5.Dampak Politik Tanpa Marwah
Hilangnya kepercayaan publik terhadap tokoh agama dan politik.
Suburnya politik transaksional yang mengabaikan kepentingan rakyat kecil. Degradasi akhlaq dan kepemimpinan umat. Terjadinya fragmentasi dan kebingungan di tengah umat Islam.
SOLUSI
1.Kembali pada Politik Bermarwah.
Politik harus diletakkan sebagai ibadah, amanah, dan perjuangan umat, bukan arena transaksional.
2.Penguatan Etika dan Integritas Aktivis Muslim
Melalui pendidikan politik berbasis aqidah, akhlak, dan syariat.

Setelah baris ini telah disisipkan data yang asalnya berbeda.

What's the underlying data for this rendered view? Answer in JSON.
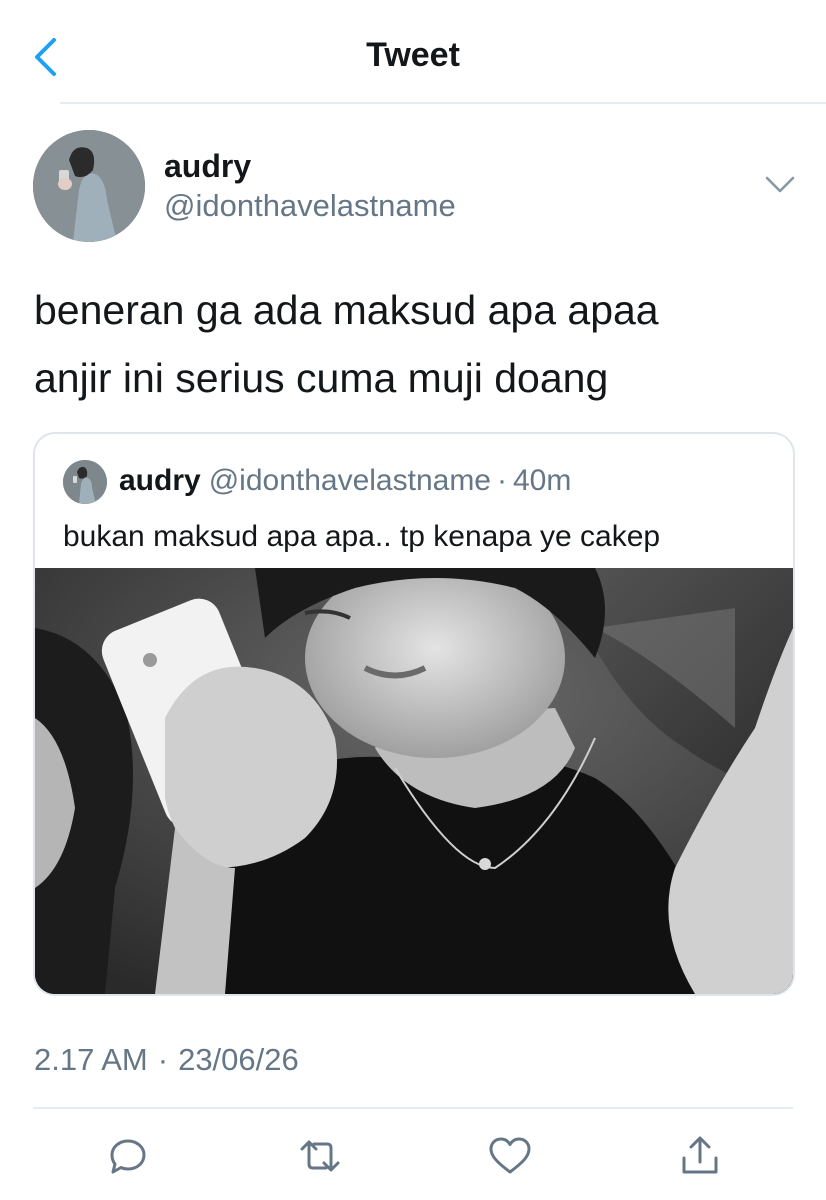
{
  "header": {
    "title": "Tweet",
    "back_icon": "chevron-left-icon"
  },
  "author": {
    "name": "audry",
    "handle": "@idonthavelastname"
  },
  "tweet": {
    "text_lines": [
      "beneran ga ada maksud apa apaa",
      "anjir ini serius cuma muji doang"
    ]
  },
  "quoted_tweet": {
    "name": "audry",
    "handle": "@idonthavelastname",
    "separator": "·",
    "time": "40m",
    "text": "bukan maksud apa apa.. tp kenapa ye cakep"
  },
  "meta": {
    "time": "2.17 AM",
    "separator": "·",
    "date": "23/06/26"
  },
  "actions": [
    "reply-icon",
    "retweet-icon",
    "like-icon",
    "share-icon"
  ],
  "colors": {
    "accent": "#1da1f2",
    "text_primary": "#14171a",
    "text_secondary": "#657786",
    "divider": "#e6ecf0"
  }
}
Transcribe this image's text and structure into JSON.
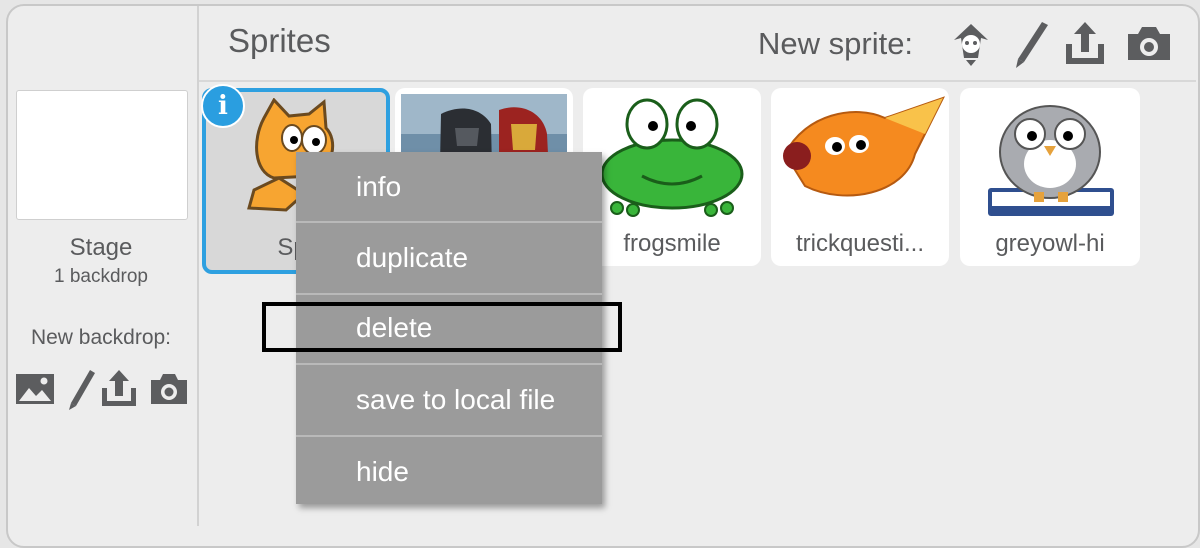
{
  "header": {
    "title": "Sprites",
    "new_sprite_label": "New sprite:",
    "icons": [
      "choose-sprite-from-library-icon",
      "paint-new-sprite-icon",
      "upload-sprite-icon",
      "camera-icon"
    ]
  },
  "stage": {
    "label": "Stage",
    "backdrop_count": "1 backdrop",
    "new_backdrop_label": "New backdrop:",
    "icons": [
      "choose-backdrop-from-library-icon",
      "paint-new-backdrop-icon",
      "upload-backdrop-icon",
      "camera-icon"
    ]
  },
  "sprites": [
    {
      "name": "Spr",
      "selected": true
    },
    {
      "name": "",
      "selected": false
    },
    {
      "name": "frogsmile",
      "selected": false
    },
    {
      "name": "trickquesti...",
      "selected": false
    },
    {
      "name": "greyowl-hi",
      "selected": false
    }
  ],
  "info_badge": "i",
  "context_menu": {
    "items": [
      "info",
      "duplicate",
      "delete",
      "save to local file",
      "hide"
    ],
    "highlighted": "delete"
  },
  "colors": {
    "selection_accent": "#2ea0e0",
    "menu_background": "#9b9b9b",
    "menu_text": "#ffffff"
  }
}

3.Revitalisasi Ormas Islam. Agar tidak menjadi kendaraan elit, melainkan benteng moral bagi umat.
4.Kontrol Sosial Umat
Masyarakat harus berani mengkritisi tokoh yang kehilangan marwah, serta menolak barisan oportunis yang hanya menjilat penguasa.
Politik tanpa marwah adalah politik yang kehilangan orientasi ilahiah dan akhlak, sementara barisan oportunis adalah produk dari krisis integritas. Dalam Islam, politik adalah amanah untuk menegakkan keadilan, bukan ruang untuk menjilat penguasa.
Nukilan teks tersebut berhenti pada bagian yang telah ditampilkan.